For Elsaesser, the episteme of 1900 was more or less a stretch of time (1870s to 1900) that included a range of institutions, events, inventions and practices that defined cinema and yet was about more than cinema as an internal mechanism or an industry. So, paraphrasing Elsaesser, this aesthetic and epistemological period also witnessed the popularization of photography; the international, transatlantic use of the telegraph and the domestic use of the telephone; and the invention of radio and of the theories as well as the basic technology of television, to name some media technological contexts that one can place in relation to a range of social, political and economic events. Towards the episteme of 2000, that starts roughly in the 1970s, then, Elsaesser includes “the consolidation of video as popular recording and storage medium and avant-garde artistic practice, the rise of installation art and its hybridization with cinema…, the universal adoption of the personal computer, the change from analogue to digital sound and image, the invention of the mobile phone, and the emergence of the Internet and the world wide web”, to name some contexts. For us, then, the question is in which ways fashion as a particular industry, a modern aesthetic, a material synthetic surface and a synthetic social practice in different gendered and other intersectional forms, becomes included as part of this bundle of epistemological and media technological concerns?

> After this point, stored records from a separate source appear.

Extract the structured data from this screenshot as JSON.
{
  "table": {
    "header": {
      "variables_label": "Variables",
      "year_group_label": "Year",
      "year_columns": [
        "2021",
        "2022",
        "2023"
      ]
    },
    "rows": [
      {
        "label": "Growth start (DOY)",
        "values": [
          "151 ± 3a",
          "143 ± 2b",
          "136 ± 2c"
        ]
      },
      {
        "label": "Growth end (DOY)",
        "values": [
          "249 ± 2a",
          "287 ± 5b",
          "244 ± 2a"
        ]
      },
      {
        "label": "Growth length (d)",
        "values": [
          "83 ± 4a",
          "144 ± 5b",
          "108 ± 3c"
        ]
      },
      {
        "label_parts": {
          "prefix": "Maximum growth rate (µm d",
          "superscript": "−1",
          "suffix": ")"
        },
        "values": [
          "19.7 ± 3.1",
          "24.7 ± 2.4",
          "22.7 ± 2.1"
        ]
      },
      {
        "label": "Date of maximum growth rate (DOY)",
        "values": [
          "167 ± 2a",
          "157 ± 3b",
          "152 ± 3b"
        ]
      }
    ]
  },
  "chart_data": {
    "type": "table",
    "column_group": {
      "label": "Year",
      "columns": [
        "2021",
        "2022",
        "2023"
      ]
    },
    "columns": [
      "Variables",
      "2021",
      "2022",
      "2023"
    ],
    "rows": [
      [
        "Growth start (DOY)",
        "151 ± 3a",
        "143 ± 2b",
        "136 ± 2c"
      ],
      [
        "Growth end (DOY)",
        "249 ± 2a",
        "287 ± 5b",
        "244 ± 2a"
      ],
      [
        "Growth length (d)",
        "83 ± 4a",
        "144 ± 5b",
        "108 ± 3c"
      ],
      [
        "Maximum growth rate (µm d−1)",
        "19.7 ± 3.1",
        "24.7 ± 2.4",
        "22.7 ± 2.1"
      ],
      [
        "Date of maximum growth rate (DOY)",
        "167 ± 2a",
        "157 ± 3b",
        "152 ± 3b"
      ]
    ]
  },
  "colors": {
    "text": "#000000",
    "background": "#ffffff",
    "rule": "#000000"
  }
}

One part of our project has been to juxtapose some of these angles with practice-based and institutional expertise outside academia. For example, we have brought film industry practitioners as well as curators into special screening workshops to watch early fashion film with us, sharing their own parallax views into what persists, what disappears, which kind of old appears new, and what new appears itself conditioned already as part of the episteme of fashion film of early 20th century. (Cf. Also Wanda Strauven’s work in this context.)
In one of the discussions, BFI Curator Claire Smith put it aptly. Quoting her workshop comments in light of some of our screened samples of newsreels and other early material (which we also juxtaposed with more recent years of fashion films):
“One of the interesting questions […] is the idea of performance and what we’re watching perform: are we watching the garment perform? Are we watching the body perform? What does the technology perform for us? […] And that has a history in film and costume and those early films as well, where the structure in the garment might guide the body and performance…”

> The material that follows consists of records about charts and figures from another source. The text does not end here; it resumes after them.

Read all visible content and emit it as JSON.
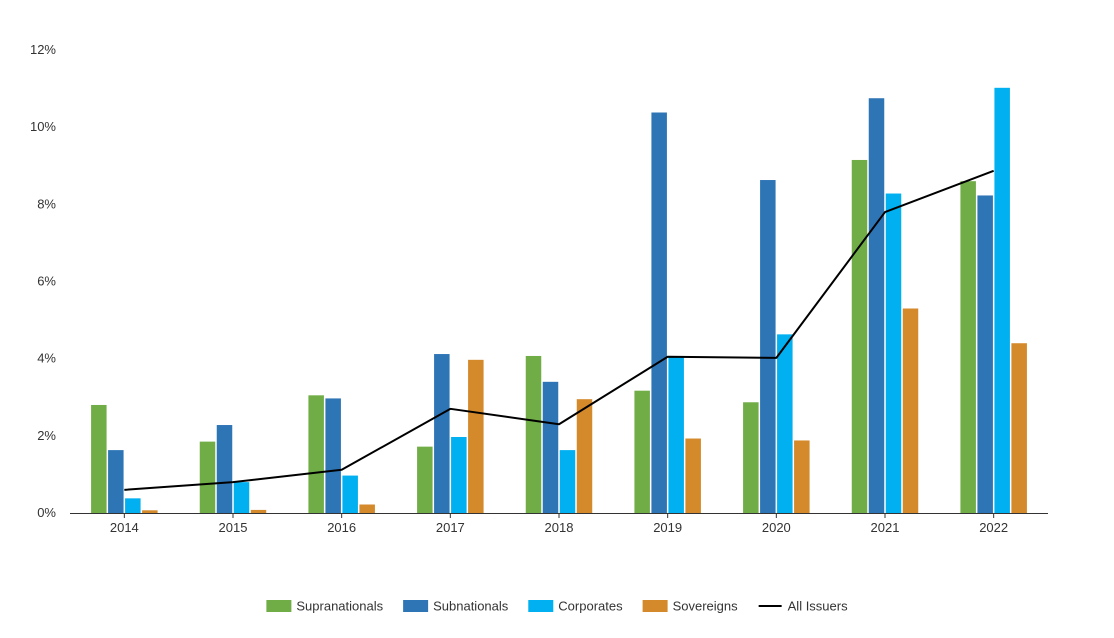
{
  "chart_data": {
    "type": "bar",
    "categories": [
      "2014",
      "2015",
      "2016",
      "2017",
      "2018",
      "2019",
      "2020",
      "2021",
      "2022"
    ],
    "series": [
      {
        "name": "Supranationals",
        "type": "bar",
        "color": "#70ad47",
        "values": [
          2.8,
          1.85,
          3.05,
          1.72,
          4.07,
          3.17,
          2.87,
          9.15,
          8.6
        ]
      },
      {
        "name": "Subnationals",
        "type": "bar",
        "color": "#2e75b6",
        "values": [
          1.63,
          2.28,
          2.97,
          4.12,
          3.4,
          10.38,
          8.63,
          10.75,
          8.23
        ]
      },
      {
        "name": "Corporates",
        "type": "bar",
        "color": "#00b0f0",
        "values": [
          0.38,
          0.8,
          0.97,
          1.97,
          1.63,
          4.05,
          4.63,
          8.28,
          11.02
        ]
      },
      {
        "name": "Sovereigns",
        "type": "bar",
        "color": "#d4892a",
        "values": [
          0.07,
          0.08,
          0.22,
          3.97,
          2.95,
          1.93,
          1.88,
          5.3,
          4.4
        ]
      },
      {
        "name": "All Issuers",
        "type": "line",
        "color": "#000000",
        "values": [
          0.6,
          0.8,
          1.12,
          2.7,
          2.3,
          4.05,
          4.02,
          7.8,
          8.87
        ]
      }
    ],
    "y_ticks": [
      "0%",
      "2%",
      "4%",
      "6%",
      "8%",
      "10%",
      "12%"
    ],
    "ylim": [
      0,
      12
    ],
    "y_unit": "%",
    "grid": false,
    "legend_position": "bottom-center"
  }
}
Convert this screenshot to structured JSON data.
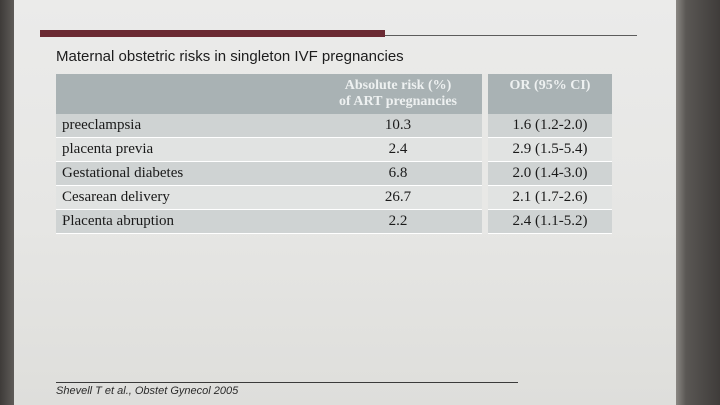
{
  "slide": {
    "title": "Maternal obstetric risks in singleton IVF pregnancies",
    "source": "Shevell T et al., Obstet Gynecol 2005",
    "accent_color": "#6b2a33",
    "header_color": "#a9b2b4"
  },
  "table": {
    "headers": {
      "condition": "",
      "absolute_risk_line1": "Absolute risk (%)",
      "absolute_risk_line2": "of ART pregnancies",
      "odds_ratio": "OR (95% CI)"
    },
    "rows": [
      {
        "condition": "preeclampsia",
        "absolute_risk": "10.3",
        "odds_ratio": "1.6 (1.2-2.0)"
      },
      {
        "condition": "placenta previa",
        "absolute_risk": "2.4",
        "odds_ratio": "2.9 (1.5-5.4)"
      },
      {
        "condition": "Gestational diabetes",
        "absolute_risk": "6.8",
        "odds_ratio": "2.0 (1.4-3.0)"
      },
      {
        "condition": "Cesarean delivery",
        "absolute_risk": "26.7",
        "odds_ratio": "2.1 (1.7-2.6)"
      },
      {
        "condition": "Placenta abruption",
        "absolute_risk": "2.2",
        "odds_ratio": "2.4 (1.1-5.2)"
      }
    ]
  }
}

In other words, what Smith pulls out from the examples we screened was a threaded sense of performance, movement, technology and aesthetic that characterises costume, fashion, and film across a longer historical period that crystallises in interesting hybrids. Instead of mere separate genres or modes of cultural industry, there’s a media archaeological proximity in how bodies are linked to garments which are linked to the centrality of moving image as one normalised technological form of seeing movement and fashion, that also then characterises how we see movement outside the screen. (I am here also thinking of Giuliana Bruno’s work.) In such ways, the presence of fashion in film, and fashion film as its own unique industry and mode of expression, becomes an example of another cinema that might produce not only additions to existing histories of film and cinema, but also help to consider methodologies and approaches that impact much outside the seemingly niche genre. So, fashion and fashion film might become part of methods of analysis concerning different aspects of materials, histories, media archaeologies of cinema and post-cinema too.